Les fresques de Belfast, guerre et paix

A Belfast et à Derry (Londonderry) plus de 1400 fresques racontent l’histoire dramatique des conflits qui opposèrent les Catholiques et les Protestants de l’Ulster. Comme souvent le clivage religieux recouvre un contentieux politique. Rappelons brièvement la situation historique. Après l’indépendance de l’Irlande en 1922, les 6 comtés du nord-est, l’Irlande du Nord ou Ulster, restent dans le Royaume-Uni, royaume dominé par les Anglais. L’exécutif anglais pour maintenir l’Ulster sous sa férule, pratique une politique de peuplement. Ainsi des Anglais et leurs descendants, protestants, deviennent majoritaires parmi une population irlandaise catholique. Le conflit entre les Unionistes, protestants favorables au maintien de l’Irlande du Nord dans le Royaume-Uni, et les Catholiques revendiquant l’égalité des droits (sur le modèle de la lutte des Noirs américains pour leurs Droits Civiques), l’usage de la langue irlandaise et, pour une partie d’entre eux, le rattachement à l’Irlande (L’Eire) a fait plus de 3000 victimes civiles, hommes, femmes et enfants. Les deux camps pendant les trois décennies de ce que les Anglais nommeront « Les Troubles » vont peindre des fresques dont les objectifs n’avaient rien à voir avec l’Art pour l’Art.

Leur caractère particulier s’explique par la géographie du conflit dans la capitale de l’Ulster, Belfast. Les fresques ont un caractère monumental. Elles ont des surfaces de plusieurs centaines de mètres carrés. Elles couvrent parfois le mur en pignon d’une maison ou de grands murs de clôture. Leur exécution s’explique par la formation de ghettos, de quartiers de Belfast homogènes du point de vue de leur population. Telle n’était pas la situation de Belfast avant les Troubles. Certes, les Unionistes occupaient plutôt la partie est de Belfast mais des quartiers avaient une relative mixité entre les Protestants et les Catholiques. Les Troubles vont provoquer des déplacements de populations et créer des quartiers « fermés ». Afin de protéger leurs habitants, les quartiers deviennent des « forteresses assiégées », séparés des autres quartiers matériellement, quartiers dont l’accès est contrôlé par des « combattants » en armes.

Dans un contexte de cette nature, les fresques peintes sur les murs des quartiers ont eu plusieurs fonctions :

– Elles marquent le territoire.
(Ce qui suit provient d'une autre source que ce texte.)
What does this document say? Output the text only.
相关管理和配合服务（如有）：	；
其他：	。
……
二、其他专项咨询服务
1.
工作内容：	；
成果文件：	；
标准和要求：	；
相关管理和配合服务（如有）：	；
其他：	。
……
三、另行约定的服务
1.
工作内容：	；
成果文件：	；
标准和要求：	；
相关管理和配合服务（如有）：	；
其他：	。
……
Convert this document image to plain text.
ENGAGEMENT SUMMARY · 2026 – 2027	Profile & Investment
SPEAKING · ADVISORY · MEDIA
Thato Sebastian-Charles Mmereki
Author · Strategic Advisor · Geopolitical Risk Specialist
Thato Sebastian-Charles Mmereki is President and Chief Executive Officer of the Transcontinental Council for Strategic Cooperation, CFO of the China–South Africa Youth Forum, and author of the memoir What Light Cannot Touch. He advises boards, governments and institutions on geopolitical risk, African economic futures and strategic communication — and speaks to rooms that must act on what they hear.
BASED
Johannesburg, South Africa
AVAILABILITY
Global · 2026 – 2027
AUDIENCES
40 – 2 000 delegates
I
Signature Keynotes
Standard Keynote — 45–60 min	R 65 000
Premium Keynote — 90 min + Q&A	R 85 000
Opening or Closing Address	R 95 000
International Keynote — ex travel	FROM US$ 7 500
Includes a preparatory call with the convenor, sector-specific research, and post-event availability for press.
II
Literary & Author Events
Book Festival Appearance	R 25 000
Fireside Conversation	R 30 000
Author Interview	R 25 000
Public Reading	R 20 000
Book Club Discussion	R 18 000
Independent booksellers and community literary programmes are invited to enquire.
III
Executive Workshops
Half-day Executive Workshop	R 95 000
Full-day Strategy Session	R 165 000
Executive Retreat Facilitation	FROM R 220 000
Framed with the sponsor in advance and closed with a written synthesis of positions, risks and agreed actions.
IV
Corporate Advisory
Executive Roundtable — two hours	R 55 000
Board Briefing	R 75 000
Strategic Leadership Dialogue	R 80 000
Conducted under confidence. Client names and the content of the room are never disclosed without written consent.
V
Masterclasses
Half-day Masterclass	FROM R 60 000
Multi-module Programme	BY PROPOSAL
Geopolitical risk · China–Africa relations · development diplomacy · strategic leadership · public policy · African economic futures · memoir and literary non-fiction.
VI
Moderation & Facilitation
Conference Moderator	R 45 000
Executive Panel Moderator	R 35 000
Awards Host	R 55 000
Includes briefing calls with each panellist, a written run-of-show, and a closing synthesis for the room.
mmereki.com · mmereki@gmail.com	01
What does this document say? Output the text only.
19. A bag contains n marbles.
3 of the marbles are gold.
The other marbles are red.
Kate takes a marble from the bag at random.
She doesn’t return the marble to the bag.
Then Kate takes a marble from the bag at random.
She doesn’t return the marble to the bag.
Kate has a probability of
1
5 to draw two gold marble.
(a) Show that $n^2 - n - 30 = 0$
La nature de la fresque, les drapeaux représentés, les symboles, attestent de l’identité du territoire. Tout un chacun ne peut ignorer qu’il pénètre dans un quartier orangiste ou catholique.

– Elles valorisent les faits d’armes des combattants. Elles mettent en scène des situations de guerre pour porter témoignage des hauts faits des combattants. Elles glorifient la lutte armée, exaltent les vertus guerrières (le courage, la détermination, l’audace, etc.) Elles entretiennent le moral des populations et effraient les « ennemis » (l’armée anglaise qui aurait dû être une force d’interposition, de facto, a été l’auxiliaire des Unionistes et incarnera le pouvoir anglais. Les militaires ont été une des cibles des Catholiques).

– Elles sont des mausolées qui entretiennent le culte des héros et des martyrs. C’est la raison pour laquelle de nombreux portraits ont été peints de part et d’autre. Encore est-il nécessaire pour saisir le sens de ces fresques de posséder une connaissance historique des Troubles et une mémoire des icônes de cette guerre des images1.

Les Catholiques n’ont pas obtenu une totale satisfaction à leurs revendications. Pourtant, des avancées ont été faites qui leur donnent davantage de pouvoir (des droits civiques ont été octroyés par la Couronne britannique ainsi qu’une reconnaissance de la culture irlandaise mais la question nationale reste pendante). Les murs de Belfast veulent tourner la page, ô combien violente, sombre et terrible, des Troubles.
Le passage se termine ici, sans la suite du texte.